The routing logic itself is not the hard part. The hard part is having the per-task cost data to know where the routing boundary should be. That requires the metering infrastructure described above, which is the same infrastructure that surfaces the ROI picture in the first place. Metering and routing are the same problem viewed from two sides.
What the IC memo should be asking.
The question at the investment stage should not be: what does this model do? It should be: when this company scales this workflow to ten times the current volume, what does the inference bill look like, and who owns it?
If the answer is "we do not know yet" or "we will optimize later," that is the risk. Later does not arrive on a predictable schedule. The workflows will scale because they work, and by the time the bill is large enough to get board attention, the cost structure is embedded and the architectural changes required are expensive. Fixing metering post-scale is harder than building it pre-scale because you are now working against live systems with real users.
Operating partners and portfolio CFOs who have gotten this right treated inference cost as an operational metric from day one. They named an owner: not the CTO’s team as a side project, but a function with a target and a reporting line. They built cost visibility before they built scale. They set routing rules before the bill got large enough to require crisis management.
That is a different discipline from the capability conversation, and it is not a harder one. It is just a different frame: not what can we build, but what does it cost to run, and which runs are worth it. The same data set also changes provider negotiations: when you have per-task cost data, you know exactly where spend is concentrated and where you can push back. That is a different conversation than arriving with a pilot invoice and a roadmap.

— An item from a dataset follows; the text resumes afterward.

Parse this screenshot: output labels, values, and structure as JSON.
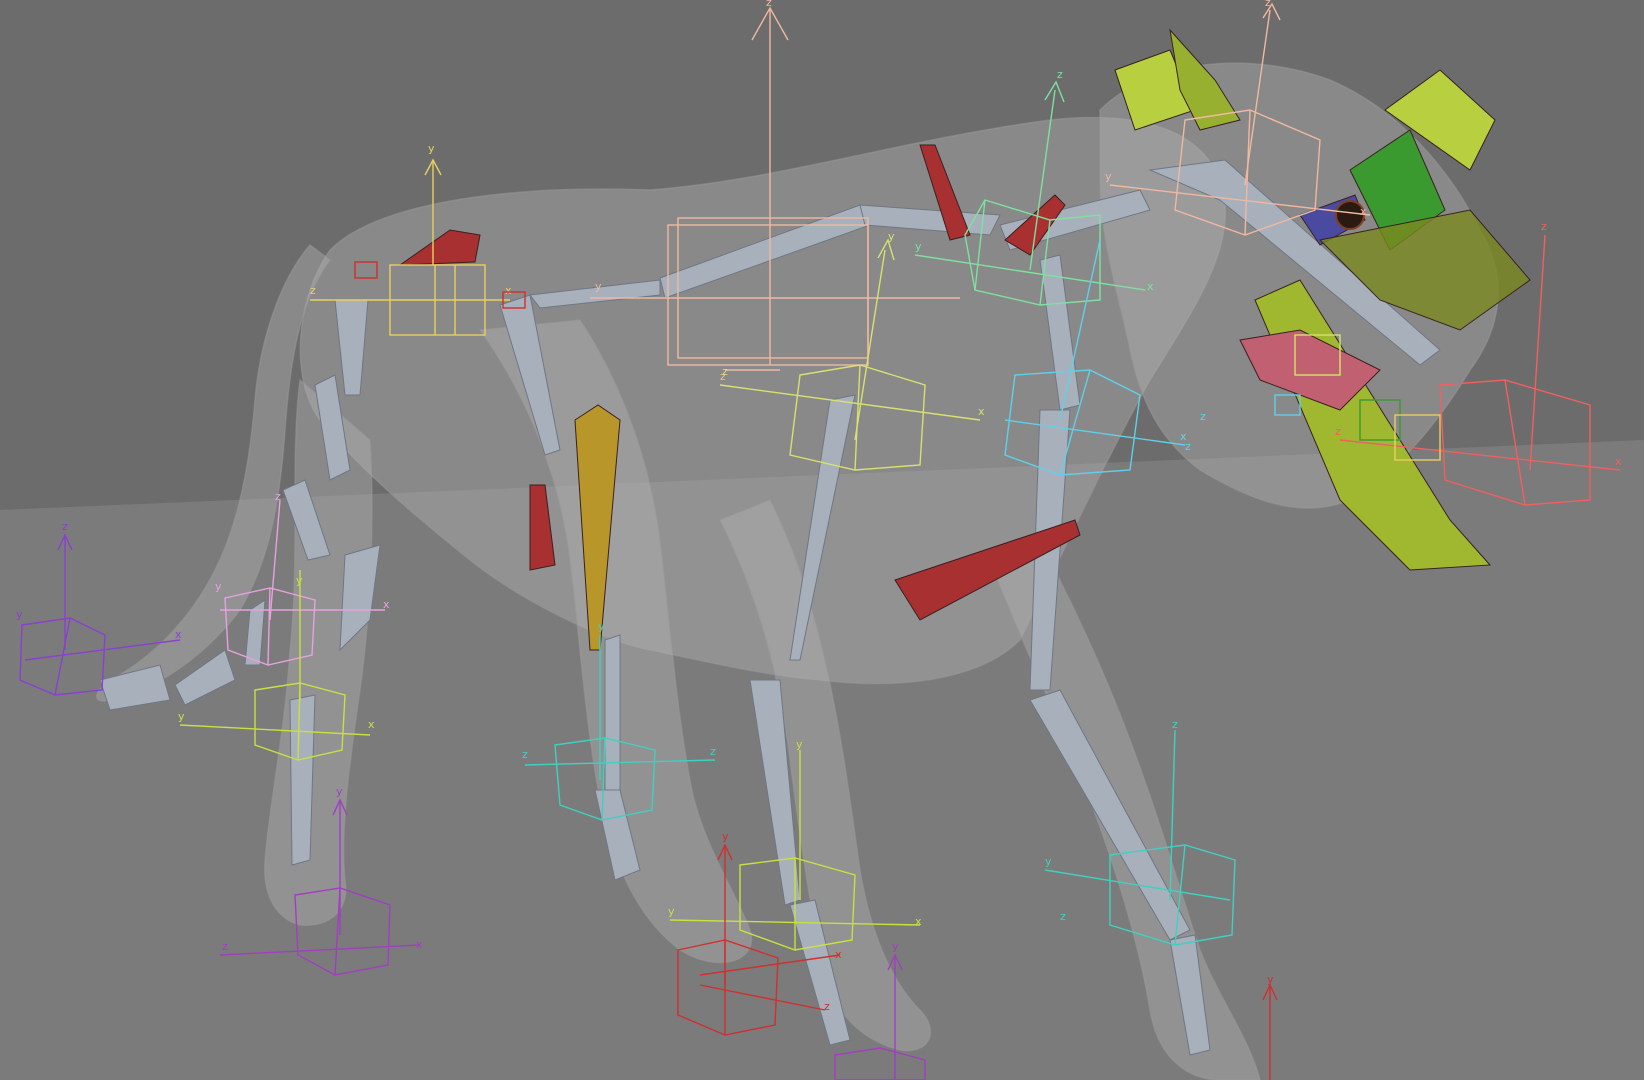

The operators who will win here are the ones who meter first.
AI value creation in the next phase is not going to be determined by which company has access to the best models. The operators who build metering and routing discipline into their AI programs before scale will have the unit economics to show for it.
The operators who build this discipline are the ones who can tell you, at any point, which AI workflows are profitable and which are not. They can negotiate from data, grow what works, and cut what does not pencil. The ones who skip this step will find the AI budget growing and the ROI story getting harder to defend, not because the technology failed, but because the cost structure was never managed.
The inference bill is already your AI margin, and it is accumulating regardless of whether you are watching it.